6. Open Challenges and Future Research Directions
Fundamental questions remain regarding the generalizability of cold-start strategies across algorithmic paradigms and their optimal integration with side-information, cross-domain knowledge, and adaptive resource allocation. Notable problems include the extension of targeting and pseudo-labelling methods to algorithms beyond ICF (e.g., neural networks, content-based and hybrid models), more sophisticated combinatorial optimization for end-user transfer, orchestrated multi-region resource scheduling, and adaptive pooling for highly transient or bursty workloads. Cost–benefit analysis, domain adaptation, and explicit handling of popularity and semantic gaps are critical for translating research results into practical, scalable deployments.

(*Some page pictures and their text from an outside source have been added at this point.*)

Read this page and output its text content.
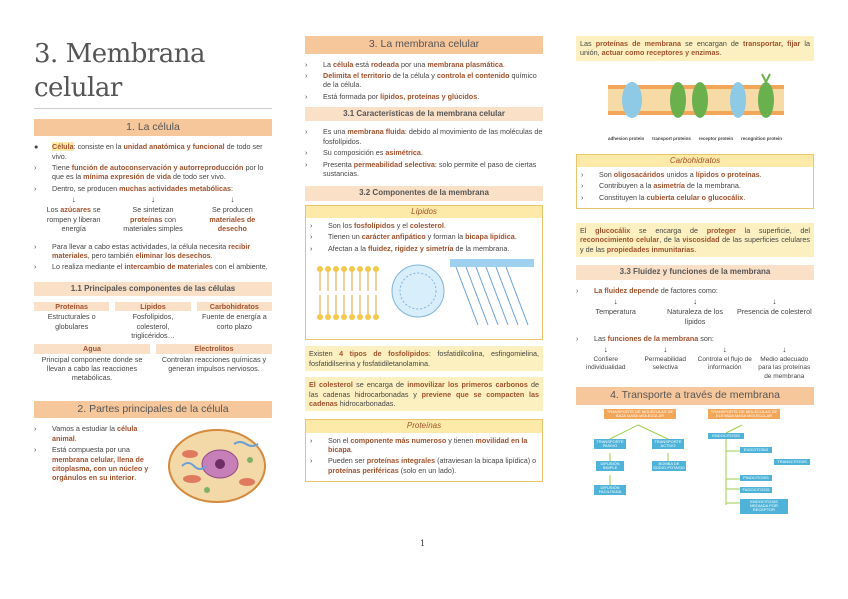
3. Membrana celular
1. La célula
● Célula: consiste en la unidad anatómica y funcional de todo ser vivo.
› Tiene función de autoconservación y autorreproducción por lo que es la mínima expresión de vida de todo ser vivo.
› Dentro, se producen muchas actividades metabólicas:
↓
Los azúcares se rompen y liberan energía
↓
Se sintetizan proteínas con materiales simples
↓
Se producen materiales de desecho
› Para llevar a cabo estas actividades, la célula necesita recibir materiales, pero también eliminar los desechos.
› Lo realiza mediante el intercambio de materiales con el ambiente.
1.1 Principales componentes de las células
Proteínas
Estructurales o globulares
Lípidos
Fosfolípidos, colesterol, triglicéridos…
Carbohidratos
Fuente de energía a corto plazo
Agua
Principal componente donde se llevan a cabo las reacciones metabólicas.
Electrolitos
Controlan reacciones químicas y generan impulsos nerviosos.
2. Partes principales de la célula
› Vamos a estudiar la célula animal.
› Está compuesta por una membrana celular, llena de citoplasma, con un núcleo y orgánulos en su interior.
3. La membrana celular
› La célula está rodeada por una membrana plasmática.
› Delimita el territorio de la célula y controla el contenido químico de la célula.
› Está formada por lípidos, proteínas y glúcidos.
3.1 Características de la membrana celular
› Es una membrana fluida: debido al movimiento de las moléculas de fosfolípidos.
› Su composición es asimétrica.
› Presenta permeabilidad selectiva: solo permite el paso de ciertas sustancias.
3.2 Componentes de la membrana
Lípidos
› Son los fosfolípidos y el colesterol.
› Tienen un carácter anfipático y forman la bicapa lipídica.
› Afectan a la fluidez, rigidez y simetría de la membrana.
Existen 4 tipos de fosfolípidos: fosfatidilcolina, esfingomielina, fosfatidilserina y fosfatidiletanolamina.
El colesterol se encarga de inmovilizar los primeros carbonos de las cadenas hidrocarbonadas y previene que se compacten las cadenas hidrocarbonadas.
Proteínas
› Son el componente más numeroso y tienen movilidad en la bicapa.
› Pueden ser proteínas integrales (atraviesan la bicapa lipídica) o proteínas periféricas (solo en un lado).
1
Las proteínas de membrana se encargan de transportar, fijar la unión, actuar como receptores y enzimas.
adhesion protein transport proteins receptor protein recognition protein
Carbohidratos
› Son oligosacáridos unidos a lípidos o proteínas.
› Contribuyen a la asimetría de la membrana.
› Constituyen la cubierta celular o glucocálix.
El glucocálix se encarga de proteger la superficie, del reconocimiento celular, de la viscosidad de las superficies celulares y de las propiedades inmunitarias.
3.3 Fluidez y funciones de la membrana
› La fluidez depende de factores como:
↓
Temperatura
↓
Naturaleza de los lípidos
↓
Presencia de colesterol
› Las funciones de la membrana son:
↓
Confiere individualidad
↓
Permeabilidad selectiva
↓
Controla el flujo de información
↓
Medio adecuado para las proteínas de membrana
4. Transporte a través de membrana
TRANSPORTE DE MOLÉCULAS DE BAJA MASA MOLECULAR
TRANSPORTE DE MOLÉCULAS DE ELEVADA MASA MOLECULAR
TRANSPORTE PASIVO
TRANSPORTE ACTIVO
DIFUSIÓN SIMPLE
BOMBA DE SODIO-POTASIO
DIFUSIÓN FACILITADA
ENDOCITOSIS
EXOCITOSIS
TRANSCITOSIS
PINOCITOSIS
FAGOCITOSIS
ENDOCITOSIS MEDIADA POR RECEPTOR
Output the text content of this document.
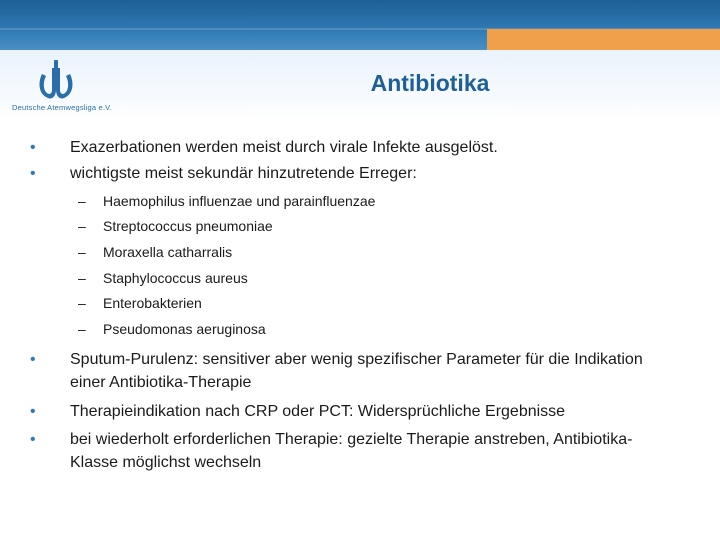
Deutsche Atemwegsliga e.V.
Antibiotika
•	Exazerbationen werden meist durch virale Infekte ausgelöst.
•	wichtigste meist sekundär hinzutretende Erreger:
– Haemophilus influenzae und parainfluenzae
– Streptococcus pneumoniae
– Moraxella catharralis
– Staphylococcus aureus
– Enterobakterien
– Pseudomonas aeruginosa
•	Sputum-Purulenz: sensitiver aber wenig spezifischer Parameter für die Indikation einer Antibiotika-Therapie
•	Therapieindikation nach CRP oder PCT: Widersprüchliche Ergebnisse
•	bei wiederholt erforderlichen Therapie: gezielte Therapie anstreben, Antibiotika-Klasse möglichst wechseln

7. Summary Table: Cold-Start Strategies and Domains
Domain | Principal Cold-Start Strategy | Key Outcome/Metric |
---|---|---|
Recommender systems | Low-degree user targeting, meta-learning | Increased exposure; lower MAE |
Serverless computing | Pool-based pre-warming, predictive autoscaling | Up to 85% P99 latency reduction |
LLM serving (serverless) | Pipeline parallelism, worker-level optimization | 4.7× lower TTFT; higher SLO success |
Bundle/item recommendation | Diffusion modeling, mixture-of-experts | Up to 0.1027 gain in Recall@20 |
Active learning / preference | Self-supervised pseudo-labeling, MLM loss ranking | Higher accuracy, fewer queries |
End-user cross-platform transfer | Preference distribution alignment (MMD/Wasserstein) | Fast regret decay, optimal transfer |
This field continues to advance as research clarifies the algorithmic, architectural, and operational dimensions of the cold-start problem, yielding increasingly targeted and theoretically grounded strategies for a wide range of applications.